Often, the solutions tend to head in the direction of centralised or reticulated sewage systems. But, such big-ticket options tend to marginalise two important groups in Asia where appropriate wastewater treatment is least accessible: a) regional communities outside urban areas and b) lower socio-economic communities within urban populations.

On-site systems, known as DEWATS or DWTs – Decentralised Wastewater Treatment Systems – have been increasingly used in areas without access to central sewage plants.
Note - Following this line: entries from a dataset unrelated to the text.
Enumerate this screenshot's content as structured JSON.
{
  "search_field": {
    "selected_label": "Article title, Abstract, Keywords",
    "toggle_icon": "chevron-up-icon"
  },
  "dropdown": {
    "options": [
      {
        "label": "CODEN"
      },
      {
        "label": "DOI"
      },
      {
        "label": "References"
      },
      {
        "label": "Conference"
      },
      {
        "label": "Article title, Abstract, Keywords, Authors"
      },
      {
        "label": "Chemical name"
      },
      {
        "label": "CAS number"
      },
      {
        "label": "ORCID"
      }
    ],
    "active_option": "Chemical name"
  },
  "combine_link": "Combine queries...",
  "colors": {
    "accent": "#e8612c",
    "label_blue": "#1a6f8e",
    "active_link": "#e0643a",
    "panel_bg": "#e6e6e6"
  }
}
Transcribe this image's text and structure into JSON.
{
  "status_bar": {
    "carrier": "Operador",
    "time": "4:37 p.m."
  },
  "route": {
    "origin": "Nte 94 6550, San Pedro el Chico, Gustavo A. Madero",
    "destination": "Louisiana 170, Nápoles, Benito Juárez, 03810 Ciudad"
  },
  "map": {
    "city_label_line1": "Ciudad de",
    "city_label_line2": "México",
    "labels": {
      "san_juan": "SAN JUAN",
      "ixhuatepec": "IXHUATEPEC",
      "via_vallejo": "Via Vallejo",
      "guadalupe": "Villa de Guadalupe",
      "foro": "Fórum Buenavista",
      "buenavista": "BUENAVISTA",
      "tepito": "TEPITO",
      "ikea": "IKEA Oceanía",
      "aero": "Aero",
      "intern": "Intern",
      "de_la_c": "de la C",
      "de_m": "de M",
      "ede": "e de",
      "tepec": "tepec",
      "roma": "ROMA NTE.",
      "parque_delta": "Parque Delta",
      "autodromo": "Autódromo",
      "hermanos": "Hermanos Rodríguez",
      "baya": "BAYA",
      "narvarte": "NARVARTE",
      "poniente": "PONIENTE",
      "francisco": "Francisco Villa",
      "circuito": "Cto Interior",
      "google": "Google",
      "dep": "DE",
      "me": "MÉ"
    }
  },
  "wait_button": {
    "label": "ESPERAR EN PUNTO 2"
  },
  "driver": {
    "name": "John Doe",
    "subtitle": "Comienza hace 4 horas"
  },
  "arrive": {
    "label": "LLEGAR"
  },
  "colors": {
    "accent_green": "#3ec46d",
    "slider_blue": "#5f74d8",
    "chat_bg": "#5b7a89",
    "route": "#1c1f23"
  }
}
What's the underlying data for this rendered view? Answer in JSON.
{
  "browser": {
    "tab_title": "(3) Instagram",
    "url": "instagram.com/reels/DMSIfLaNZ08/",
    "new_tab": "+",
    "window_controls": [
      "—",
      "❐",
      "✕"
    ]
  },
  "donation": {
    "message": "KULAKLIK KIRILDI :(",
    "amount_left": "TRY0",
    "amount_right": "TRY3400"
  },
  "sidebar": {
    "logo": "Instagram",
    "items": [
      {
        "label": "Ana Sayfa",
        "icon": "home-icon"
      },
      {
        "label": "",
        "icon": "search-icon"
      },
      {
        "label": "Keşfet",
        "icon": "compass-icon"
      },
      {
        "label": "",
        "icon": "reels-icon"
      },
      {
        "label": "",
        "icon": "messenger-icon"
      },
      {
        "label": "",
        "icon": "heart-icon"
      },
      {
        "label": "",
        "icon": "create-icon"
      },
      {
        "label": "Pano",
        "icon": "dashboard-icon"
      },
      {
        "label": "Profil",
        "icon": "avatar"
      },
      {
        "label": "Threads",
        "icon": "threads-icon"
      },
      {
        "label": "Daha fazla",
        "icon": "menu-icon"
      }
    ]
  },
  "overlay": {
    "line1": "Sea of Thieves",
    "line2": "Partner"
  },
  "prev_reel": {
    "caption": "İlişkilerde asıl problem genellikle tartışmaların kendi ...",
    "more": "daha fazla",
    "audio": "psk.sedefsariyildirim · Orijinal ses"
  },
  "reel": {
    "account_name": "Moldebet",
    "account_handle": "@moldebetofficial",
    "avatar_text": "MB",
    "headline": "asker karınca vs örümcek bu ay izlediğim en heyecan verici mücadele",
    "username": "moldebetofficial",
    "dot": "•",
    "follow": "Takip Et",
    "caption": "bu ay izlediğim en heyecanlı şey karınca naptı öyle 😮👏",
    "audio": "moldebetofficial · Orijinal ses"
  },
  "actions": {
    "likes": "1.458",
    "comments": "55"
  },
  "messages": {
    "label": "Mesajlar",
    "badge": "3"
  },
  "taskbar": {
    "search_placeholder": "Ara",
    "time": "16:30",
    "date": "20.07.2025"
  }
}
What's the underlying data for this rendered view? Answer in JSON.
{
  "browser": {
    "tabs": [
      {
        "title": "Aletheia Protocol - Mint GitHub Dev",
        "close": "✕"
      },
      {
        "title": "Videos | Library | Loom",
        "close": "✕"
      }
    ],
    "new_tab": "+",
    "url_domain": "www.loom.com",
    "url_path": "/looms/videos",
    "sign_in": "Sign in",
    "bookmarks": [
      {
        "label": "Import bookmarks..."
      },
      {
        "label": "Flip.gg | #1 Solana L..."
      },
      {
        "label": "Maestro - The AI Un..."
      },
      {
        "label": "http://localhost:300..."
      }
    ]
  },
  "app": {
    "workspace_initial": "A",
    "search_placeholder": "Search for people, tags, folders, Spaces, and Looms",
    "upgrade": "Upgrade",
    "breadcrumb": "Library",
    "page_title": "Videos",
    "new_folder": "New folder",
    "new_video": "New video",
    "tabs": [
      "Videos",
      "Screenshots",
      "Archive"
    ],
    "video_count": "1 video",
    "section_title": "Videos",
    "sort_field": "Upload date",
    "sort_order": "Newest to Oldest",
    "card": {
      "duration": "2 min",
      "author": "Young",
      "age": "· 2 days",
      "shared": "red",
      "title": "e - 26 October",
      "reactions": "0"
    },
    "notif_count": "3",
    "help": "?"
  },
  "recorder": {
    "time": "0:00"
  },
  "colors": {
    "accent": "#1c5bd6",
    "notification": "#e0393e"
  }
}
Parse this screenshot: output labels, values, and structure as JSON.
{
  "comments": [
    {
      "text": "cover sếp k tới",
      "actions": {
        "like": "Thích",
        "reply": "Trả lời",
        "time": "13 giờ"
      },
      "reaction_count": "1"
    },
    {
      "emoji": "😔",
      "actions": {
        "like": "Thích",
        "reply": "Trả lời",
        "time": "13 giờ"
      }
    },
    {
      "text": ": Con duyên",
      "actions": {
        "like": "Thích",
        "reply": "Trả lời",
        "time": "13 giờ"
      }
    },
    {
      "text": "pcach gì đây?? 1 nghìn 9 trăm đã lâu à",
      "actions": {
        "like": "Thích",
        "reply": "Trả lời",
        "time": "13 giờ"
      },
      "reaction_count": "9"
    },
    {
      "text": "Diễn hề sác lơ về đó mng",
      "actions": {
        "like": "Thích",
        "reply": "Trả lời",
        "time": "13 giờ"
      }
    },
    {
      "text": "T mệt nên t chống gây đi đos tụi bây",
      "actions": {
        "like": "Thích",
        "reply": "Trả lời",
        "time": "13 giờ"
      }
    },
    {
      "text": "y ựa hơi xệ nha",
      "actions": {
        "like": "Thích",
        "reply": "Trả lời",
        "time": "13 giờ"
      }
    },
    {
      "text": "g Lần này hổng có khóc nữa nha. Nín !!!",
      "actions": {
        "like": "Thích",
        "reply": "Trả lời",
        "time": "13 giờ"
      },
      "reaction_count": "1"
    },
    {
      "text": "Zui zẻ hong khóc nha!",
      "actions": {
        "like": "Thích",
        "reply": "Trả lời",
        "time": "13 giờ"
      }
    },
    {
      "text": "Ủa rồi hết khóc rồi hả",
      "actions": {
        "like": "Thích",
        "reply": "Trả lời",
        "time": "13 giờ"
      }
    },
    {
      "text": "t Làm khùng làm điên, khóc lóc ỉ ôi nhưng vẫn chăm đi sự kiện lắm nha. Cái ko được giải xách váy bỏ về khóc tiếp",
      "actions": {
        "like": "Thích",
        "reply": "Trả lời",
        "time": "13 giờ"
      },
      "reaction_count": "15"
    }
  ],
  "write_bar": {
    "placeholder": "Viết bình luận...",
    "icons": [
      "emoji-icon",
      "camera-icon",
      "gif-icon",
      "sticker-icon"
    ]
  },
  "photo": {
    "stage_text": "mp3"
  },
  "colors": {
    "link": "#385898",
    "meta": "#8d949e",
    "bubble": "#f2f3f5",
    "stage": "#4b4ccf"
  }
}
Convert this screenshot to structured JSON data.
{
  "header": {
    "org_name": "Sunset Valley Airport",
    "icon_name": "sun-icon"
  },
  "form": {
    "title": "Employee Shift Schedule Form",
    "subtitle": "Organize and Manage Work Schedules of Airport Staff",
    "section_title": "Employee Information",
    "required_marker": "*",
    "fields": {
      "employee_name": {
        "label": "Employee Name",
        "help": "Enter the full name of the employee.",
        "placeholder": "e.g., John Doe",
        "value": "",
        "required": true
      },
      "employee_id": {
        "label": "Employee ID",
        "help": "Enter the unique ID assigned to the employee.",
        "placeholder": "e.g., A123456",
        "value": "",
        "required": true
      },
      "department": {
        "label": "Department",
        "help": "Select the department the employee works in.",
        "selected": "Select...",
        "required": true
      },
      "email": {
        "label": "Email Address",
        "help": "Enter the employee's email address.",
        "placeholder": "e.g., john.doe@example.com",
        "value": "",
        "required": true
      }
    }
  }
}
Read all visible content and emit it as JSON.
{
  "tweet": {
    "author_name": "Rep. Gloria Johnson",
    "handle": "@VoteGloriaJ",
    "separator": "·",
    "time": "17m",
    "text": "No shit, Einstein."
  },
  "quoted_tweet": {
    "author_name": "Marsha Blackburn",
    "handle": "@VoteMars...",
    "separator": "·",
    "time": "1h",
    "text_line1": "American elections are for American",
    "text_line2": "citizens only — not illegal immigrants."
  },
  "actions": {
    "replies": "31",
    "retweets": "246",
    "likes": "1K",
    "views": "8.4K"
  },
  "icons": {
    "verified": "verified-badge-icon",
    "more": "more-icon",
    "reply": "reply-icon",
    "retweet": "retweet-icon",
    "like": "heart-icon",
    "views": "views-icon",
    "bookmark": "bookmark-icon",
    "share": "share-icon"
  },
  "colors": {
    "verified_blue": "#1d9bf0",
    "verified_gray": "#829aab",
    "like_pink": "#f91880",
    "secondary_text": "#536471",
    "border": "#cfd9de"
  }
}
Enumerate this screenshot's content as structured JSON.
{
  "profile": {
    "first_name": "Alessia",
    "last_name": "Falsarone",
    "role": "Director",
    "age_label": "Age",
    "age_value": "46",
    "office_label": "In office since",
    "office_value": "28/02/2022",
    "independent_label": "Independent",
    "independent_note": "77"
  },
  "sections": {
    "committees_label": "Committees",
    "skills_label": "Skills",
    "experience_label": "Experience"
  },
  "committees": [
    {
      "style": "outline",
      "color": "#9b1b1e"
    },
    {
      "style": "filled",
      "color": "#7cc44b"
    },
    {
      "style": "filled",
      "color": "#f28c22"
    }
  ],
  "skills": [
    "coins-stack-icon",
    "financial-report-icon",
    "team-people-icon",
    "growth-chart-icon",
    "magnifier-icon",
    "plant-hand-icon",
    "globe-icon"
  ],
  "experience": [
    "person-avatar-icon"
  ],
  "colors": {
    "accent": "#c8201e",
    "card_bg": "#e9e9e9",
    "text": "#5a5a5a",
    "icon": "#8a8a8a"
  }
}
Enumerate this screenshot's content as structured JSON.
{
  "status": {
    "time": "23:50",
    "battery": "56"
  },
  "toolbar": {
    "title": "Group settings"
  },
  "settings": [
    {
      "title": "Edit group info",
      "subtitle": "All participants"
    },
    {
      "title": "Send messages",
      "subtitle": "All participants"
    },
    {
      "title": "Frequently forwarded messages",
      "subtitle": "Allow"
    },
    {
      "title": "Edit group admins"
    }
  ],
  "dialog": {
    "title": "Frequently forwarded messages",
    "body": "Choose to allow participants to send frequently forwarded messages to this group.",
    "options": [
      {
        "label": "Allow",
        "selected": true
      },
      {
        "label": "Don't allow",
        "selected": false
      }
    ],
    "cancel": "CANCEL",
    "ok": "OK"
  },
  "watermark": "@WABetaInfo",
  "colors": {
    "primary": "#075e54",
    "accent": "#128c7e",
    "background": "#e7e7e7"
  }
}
Systems such as pit latrines, compost toilets and septic tanks have been widely used.

Many of these systems tend to focus on removing or containing the effluent rather than treating it so it can be safely dispersed back into the environment. They often require considerable energy to run properly and need servicing by trained operators. It many cases, they are not sustainable.

Where treatment systems do exist, they are often old-style aerated treatment technology, known as AWTS.

The basic problems with AWTS are as follows: they use chemicals which can be dangerous and are failure-prone if mis-used, they require electricity, they have a relatively high failure rate, they are not scalable, they are vulnerable to natural disasters and they also require maintenance by trained service-providers.

Such treatment problems can be addressed by existing technology, using more environmentally sustainable and cost-effective approaches. Different treatment systems, such as various forms of ‘passive’ wastewater treatment technology, can be applied usefully and effectively to existing wastewater problem areas, such as those noted above, treating wastewater to advanced secondary standard.

As we enter the third decade of this century, it is time to reconsider our approach to vital issues like wastewater treatment. Old technology may no longer be considered a viable, ongoing solution. Clearly, in broad terms, it isn’t working. The proof is written in the daily tragedy of lives lost to, and in the many communities held back by, poor sanitation and limited hygiene facilities.

Perhaps, on this day, and with Sustainable Development Goal #6 in our sights, we can embark on a new, flexible, cost-effective and sustainable water sanitation and hygiene journey for all across Asia which isn’t bound by old ideas but is invigorated by fresh thinking.

Ian Christesen is a consultant for a number of passive wastewater technologies in Australia and director of the National On-Site Providers Association (Australia). He has been an environmental adviser to the private sector and governments in Australia and internationally.